D’après lui, Martin Kabwelulu a même joué au matamore, allant jusqu’à déclarer à la presse internationale que la RDC n’a pas besoin de ces firmes multinationales (FMN). Si elles ne se conforment pas à la nouvelle loi, elles peuvent s’en aller, aurait laissé entendre le ministre des Mines. Des propos « durs » et, somme toute, graves d’incidence, du reste, jugés « irresponsables » par les opérateurs miniers. En sollicitant et en obtenant un rendez-vous avec Joseph Kabila Kabange, croit savoir une source proche du dossier, les FMN savent pertinemment très bien que derrière la provoc de Kabwelulu et Yuma en Afrique du Sud, il y a l’ombre d’une puissance. En l’occurrence, la Chine qui est capable, en cas de levée du pied des FMN, d’acheter toute la production de cuivre et de cobalt de la RDC.
Les cartes du jeu en mains
Néanmoins, l’audience auprès du chef de l’État, après le vote de la nouvelle loi minière au Parlement, avait l’avantage de mettre la pression afin d’en extirper les aspects qui fâchent, à défaut d’obtenir son annulation. Dans certains milieux d’affaires de la capitale, au vu du communiqué sanctionnant l’audience de mercredi 7 mars, on pense que ni la RDC ni les FMN, aucun protagoniste n’a vraiment toutes les cartes du jeu en mains. C’est pourquoi, le but de cette réunion (de travail) était de « clarifier certains aspects » du code minier récemment adopté au Parlement qui devra être promulgué incessamment.
Les propos de Kabwelulu et Yuma au Cap en Afrique du Sud faisaient penser déjà à un effet d’annonce, croit-on savoir dans ces milieux de Kinshasa.

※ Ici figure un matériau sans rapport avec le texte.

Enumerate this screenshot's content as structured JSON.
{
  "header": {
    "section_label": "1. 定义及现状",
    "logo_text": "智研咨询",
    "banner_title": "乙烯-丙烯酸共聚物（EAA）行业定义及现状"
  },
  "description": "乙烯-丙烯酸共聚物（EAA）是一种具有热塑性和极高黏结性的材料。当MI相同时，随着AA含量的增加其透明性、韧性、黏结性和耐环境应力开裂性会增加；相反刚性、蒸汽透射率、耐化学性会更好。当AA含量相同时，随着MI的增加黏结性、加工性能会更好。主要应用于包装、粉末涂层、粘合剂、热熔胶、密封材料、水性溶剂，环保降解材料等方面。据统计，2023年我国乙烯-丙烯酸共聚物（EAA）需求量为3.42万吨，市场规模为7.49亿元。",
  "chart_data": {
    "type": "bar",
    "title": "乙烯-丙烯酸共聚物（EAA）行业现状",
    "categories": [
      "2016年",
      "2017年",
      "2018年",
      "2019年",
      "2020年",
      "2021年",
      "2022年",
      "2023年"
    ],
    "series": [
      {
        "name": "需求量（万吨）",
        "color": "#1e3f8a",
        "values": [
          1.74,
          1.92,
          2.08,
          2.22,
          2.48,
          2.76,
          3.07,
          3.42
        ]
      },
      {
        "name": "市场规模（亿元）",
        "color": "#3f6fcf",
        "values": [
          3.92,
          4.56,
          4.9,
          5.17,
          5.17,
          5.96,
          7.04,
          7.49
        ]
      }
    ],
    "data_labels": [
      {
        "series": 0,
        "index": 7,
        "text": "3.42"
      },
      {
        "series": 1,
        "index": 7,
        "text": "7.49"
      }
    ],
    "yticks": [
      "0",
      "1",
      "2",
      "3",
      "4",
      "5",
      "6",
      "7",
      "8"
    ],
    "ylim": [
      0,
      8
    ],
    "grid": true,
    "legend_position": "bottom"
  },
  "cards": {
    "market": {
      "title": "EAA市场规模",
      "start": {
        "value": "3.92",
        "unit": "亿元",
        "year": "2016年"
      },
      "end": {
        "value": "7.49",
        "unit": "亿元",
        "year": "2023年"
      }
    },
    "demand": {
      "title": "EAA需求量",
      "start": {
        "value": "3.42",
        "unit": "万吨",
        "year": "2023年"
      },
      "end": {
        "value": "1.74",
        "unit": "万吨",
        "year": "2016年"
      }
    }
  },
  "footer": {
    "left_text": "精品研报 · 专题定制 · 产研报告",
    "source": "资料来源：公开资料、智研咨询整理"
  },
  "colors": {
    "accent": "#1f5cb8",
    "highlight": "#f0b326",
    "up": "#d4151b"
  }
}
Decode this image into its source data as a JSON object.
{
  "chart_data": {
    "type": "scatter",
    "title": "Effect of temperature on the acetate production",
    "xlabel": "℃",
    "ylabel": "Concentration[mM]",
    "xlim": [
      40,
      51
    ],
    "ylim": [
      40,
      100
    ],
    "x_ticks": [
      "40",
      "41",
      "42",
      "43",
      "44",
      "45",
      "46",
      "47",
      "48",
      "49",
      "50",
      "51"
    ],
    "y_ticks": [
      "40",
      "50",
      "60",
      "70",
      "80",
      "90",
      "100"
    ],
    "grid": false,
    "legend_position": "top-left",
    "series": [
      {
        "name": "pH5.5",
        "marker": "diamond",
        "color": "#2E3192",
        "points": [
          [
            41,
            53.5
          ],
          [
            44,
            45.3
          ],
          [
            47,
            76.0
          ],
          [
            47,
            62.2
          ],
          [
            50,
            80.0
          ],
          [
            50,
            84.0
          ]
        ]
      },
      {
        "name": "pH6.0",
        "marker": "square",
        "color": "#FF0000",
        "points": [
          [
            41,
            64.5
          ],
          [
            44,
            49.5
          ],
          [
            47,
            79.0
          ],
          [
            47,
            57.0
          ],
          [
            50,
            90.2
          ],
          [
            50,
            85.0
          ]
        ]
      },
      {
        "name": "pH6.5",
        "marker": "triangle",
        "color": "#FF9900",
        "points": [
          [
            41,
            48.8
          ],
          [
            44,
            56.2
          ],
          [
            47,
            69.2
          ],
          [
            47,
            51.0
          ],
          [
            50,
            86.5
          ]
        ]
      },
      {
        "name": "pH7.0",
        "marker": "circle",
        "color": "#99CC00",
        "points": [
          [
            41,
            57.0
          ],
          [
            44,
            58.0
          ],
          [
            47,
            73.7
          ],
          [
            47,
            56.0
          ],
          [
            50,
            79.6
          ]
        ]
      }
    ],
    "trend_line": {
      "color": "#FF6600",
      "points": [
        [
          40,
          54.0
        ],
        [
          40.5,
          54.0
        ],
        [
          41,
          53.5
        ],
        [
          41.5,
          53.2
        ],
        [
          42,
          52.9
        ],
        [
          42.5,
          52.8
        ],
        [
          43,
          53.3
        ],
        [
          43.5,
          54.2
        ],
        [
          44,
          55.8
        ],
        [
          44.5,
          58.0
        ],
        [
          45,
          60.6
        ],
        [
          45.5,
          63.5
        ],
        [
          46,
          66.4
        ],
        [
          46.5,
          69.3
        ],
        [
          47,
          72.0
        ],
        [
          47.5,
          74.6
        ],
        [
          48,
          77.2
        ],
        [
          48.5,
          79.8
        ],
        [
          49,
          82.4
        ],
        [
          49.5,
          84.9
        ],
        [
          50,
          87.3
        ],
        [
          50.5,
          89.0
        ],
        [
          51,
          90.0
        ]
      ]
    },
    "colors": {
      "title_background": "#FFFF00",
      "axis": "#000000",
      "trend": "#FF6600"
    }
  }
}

Un discours éminemment politique qui a laissé entendre que des mesures vont être prises pour résoudre une certaine situation alors que celle-ci dépend de nombreux facteurs sur lesquels l’État congolais n’a pas toutes les possibilités d’action.
« Clarifier certains aspects du code » revient à dire que la marge de manœuvre de l’État et des opérateurs miniers est étroite. Et cette audience, si elle ne ressemblait pas fort à un effet d’annonce, elle en avait en effet tout l’air. D’après le politologue Kidinda, Kinshasa cherche à captiver l’opinion nationale en cette année électorale. Il souligne que « le régime en place cherche simplement à persuader la population, en laissant croire que le code minier de 2002 était déséquilibré, défavorable aux Congolais et donc antisocial. Par contre, le nouveau code est tout en faveur du bien-être de la population.
Les menaces à peine voilées
C’est pourquoi, les représentants du secteur minier, selon le même communiqué, ont soulevé « quelques inquiétudes susceptibles d’affecter leurs opérations sur le terrain ». En guise d’inquiétudes, on sait que les patrons des mines ont usé et continuent d’user de menaces de désinvestissement, si le nouveau code minier n’est pas retiré ou amendé dans sa substance. Selon des observateurs, les FMN ne partiront pas, en tout cas, pas de sitôt, tout simplement parce que d’importants investissements ont été réalisés dans ce secteur. Tout comme Kinshasa sait bien que le vrai pouvoir est économique. « Mieux vaut d’avoir les FMN avec soi que de se les mettre à dos. On ne sait jamais », fait remarquer un membre de la Majorité présidentielle. Quoi de plus normal, selon lui, que le président de la République rassure les opérateurs miniers qu’ils sont des « partenaires » de la RDC, et, à ce titre, leurs revendications seront prises en compte à travers un dialogue constructif avec le gouvernement après la promulgation de la nouvelle loi minière.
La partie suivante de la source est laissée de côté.